In the current study, we also found that a significant number of patients (44.6%) who underwent elective surgery had only pathologically mild diverticulitis, by highlighting the discrepancy between clinical and histological findings. In the absence of well-established guidelines, the potential for any surgical complication (such as post-operative morbidity or death) in patients with histologically proven mild diverticulitis could represent the basis for a medical negligence claim. In clinical practice, conservative treatment, outside of surgery, represents the first choice for patients with uncomplicated diverticulitis, but there are divergent recommendations4. Moreover, some studies reported that recurrence rate of multiple episodes of diverticulitis is 19–54% at 5 year follow-up12. At the same time, elective surgery can be considered the definitive treatment as it removes definitively the cause of clinical discomfort for patients, by improving in most cases the quality of life expectancy. Recurrence rates after appropriate sigmoid resection ranges from 5% to 11% and some patients need urgent reoperation13,14,15. Recurrence is usually defined by the presence of persistent left lower abominal pain, fever and leucocytosis in a variable time after surgery. Andeweg C et al.14 demonstrated that younger age and the persistence of post-operative symptoms predict a recurrence of diverticulitis after resection. In our study recurrence rate was reported in 5 patients (7,7%), in agreement with the data from the literature.

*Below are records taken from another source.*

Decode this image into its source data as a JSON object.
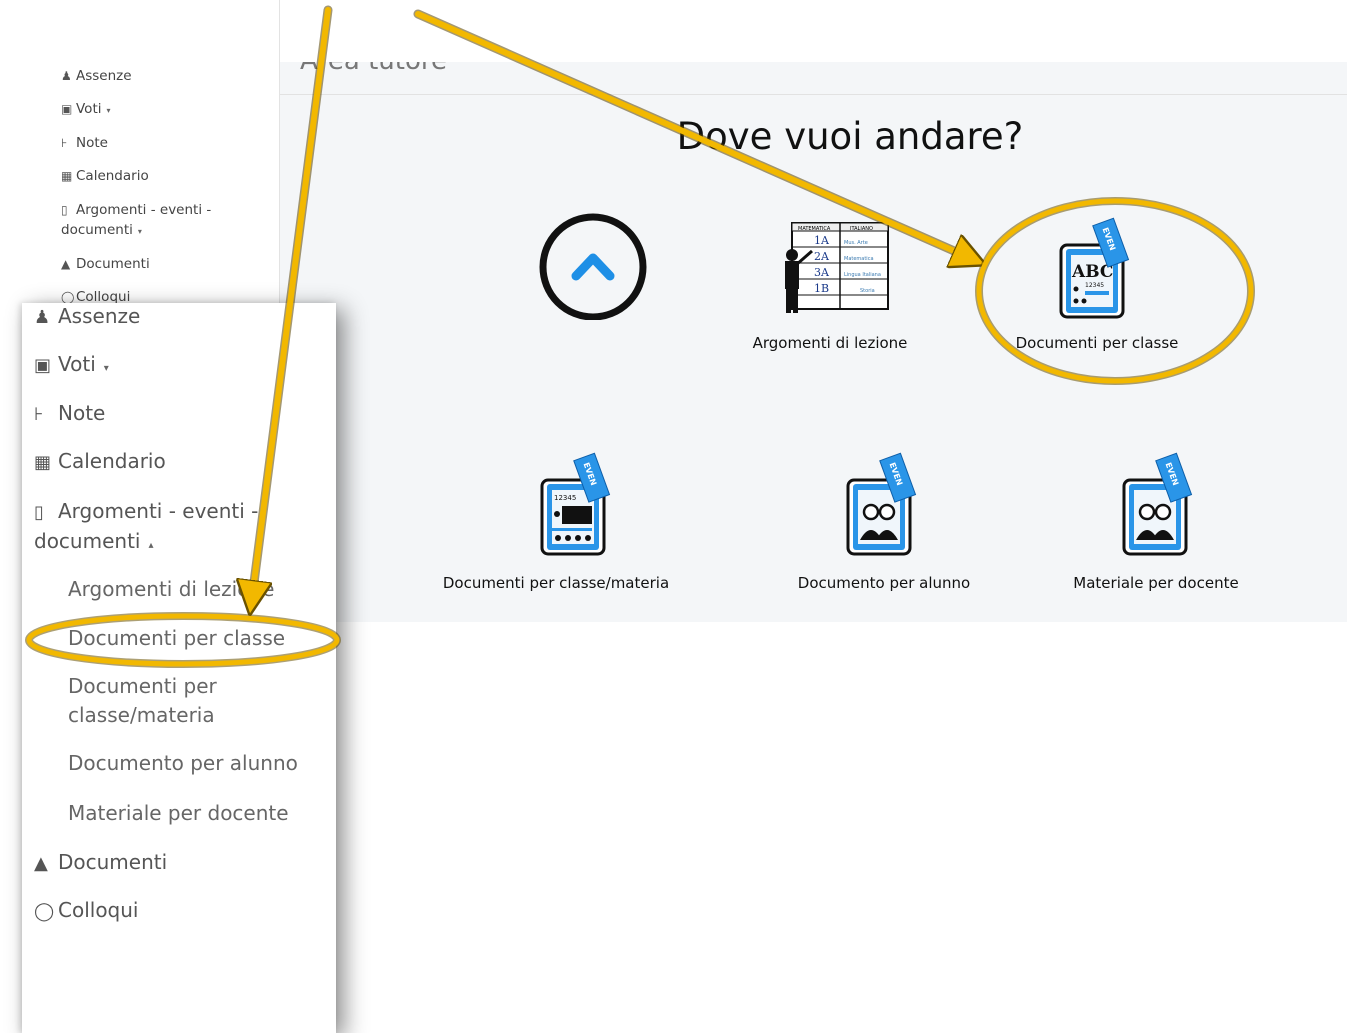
{
  "sidebar_small": {
    "items": [
      {
        "icon": "user-icon",
        "label": "Assenze"
      },
      {
        "icon": "bank-icon",
        "label": "Voti",
        "caret": "▾"
      },
      {
        "icon": "pin-icon",
        "label": "Note"
      },
      {
        "icon": "calendar-icon",
        "label": "Calendario"
      },
      {
        "icon": "folder-open-icon",
        "label": "Argomenti - eventi -",
        "label2": "documenti",
        "caret": "▾"
      },
      {
        "icon": "graduation-cap-icon",
        "label": "Documenti"
      },
      {
        "icon": "chat-icon",
        "label": "Colloqui"
      }
    ]
  },
  "header": {
    "title": "Area tutore"
  },
  "main": {
    "headline": "Dove vuoi andare?",
    "tiles": [
      {
        "label": "",
        "icon": "back-to-top-icon"
      },
      {
        "label": "Argomenti di lezione",
        "icon": "teacher-board-icon"
      },
      {
        "label": "Documenti per classe",
        "icon": "abc-document-icon"
      },
      {
        "label": "Documenti per classe/materia",
        "icon": "class-subject-document-icon"
      },
      {
        "label": "Documento per alunno",
        "icon": "student-document-icon"
      },
      {
        "label": "Materiale per docente",
        "icon": "teacher-material-icon"
      }
    ],
    "ticket_text": "EVEN",
    "board": {
      "headers": [
        "MATEMATICA",
        "ITALIANO"
      ],
      "rows": [
        {
          "cls": "1A",
          "subj": "Mus. Arte"
        },
        {
          "cls": "2A",
          "subj": "Matematica"
        },
        {
          "cls": "3A",
          "subj": "Lingua Italiana"
        },
        {
          "cls": "1B",
          "subj": "Storia"
        }
      ]
    },
    "abc_text": "ABC",
    "numbers_text": "12345"
  },
  "sidebar_zoom": {
    "items": [
      {
        "icon": "user-icon",
        "label": "Assenze"
      },
      {
        "icon": "bank-icon",
        "label": "Voti",
        "caret": "▾"
      },
      {
        "icon": "pin-icon",
        "label": "Note"
      },
      {
        "icon": "calendar-icon",
        "label": "Calendario"
      },
      {
        "icon": "folder-open-icon",
        "label": "Argomenti - eventi -",
        "label2": "documenti",
        "caret": "▴"
      }
    ],
    "subitems": [
      {
        "label": "Argomenti di lezione"
      },
      {
        "label": "Documenti per classe"
      },
      {
        "label": "Documenti per",
        "label2": "classe/materia"
      },
      {
        "label": "Documento per alunno"
      },
      {
        "label": "Materiale per docente"
      }
    ],
    "bottom_items": [
      {
        "icon": "graduation-cap-icon",
        "label": "Documenti"
      },
      {
        "icon": "chat-icon",
        "label": "Colloqui"
      }
    ]
  },
  "colors": {
    "highlight": "#f2b800",
    "icon_blue": "#1e8fe6",
    "background": "#f4f6f8"
  }
}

We would recommend that in cases of symptomatic uncomplicated diverticulitis, the decision for elective surgery should be made on a case-by-case basis, which has been the standard approach for many years15,16,17. Physicians should ensure that patients are aware of the specific risks and benefits, based on current scientific evidence18,19,20,21,22. Accordingly, the decision to perform elective prophylactic colonic resection should be individualized1,19,23,24,25 and always conducted under best clinical practice.

Limitations

This study presents some limitations related to a retrospective analysis and the current data require further elaboration in studies on large numbers of patients undergoing elective colectomy for uncomplicated diverticulitis in order to implement the study results to the existing guidelines. Another limitation of the study is represented by the possible selection of other clinical parameters, which could correlate with pathological findings.

Conclusions

Age and gender are independent factors associated with severity inflammation index derived at histological analysis and they could be translated to clinical practice to better categorize patients with uncomplicated diverticulitis at the bedside.

Part of these data has been presented at the following meeting: Italian Society of Surgical Researches (SIRC) Meeting, Rome 14–18 October 2018.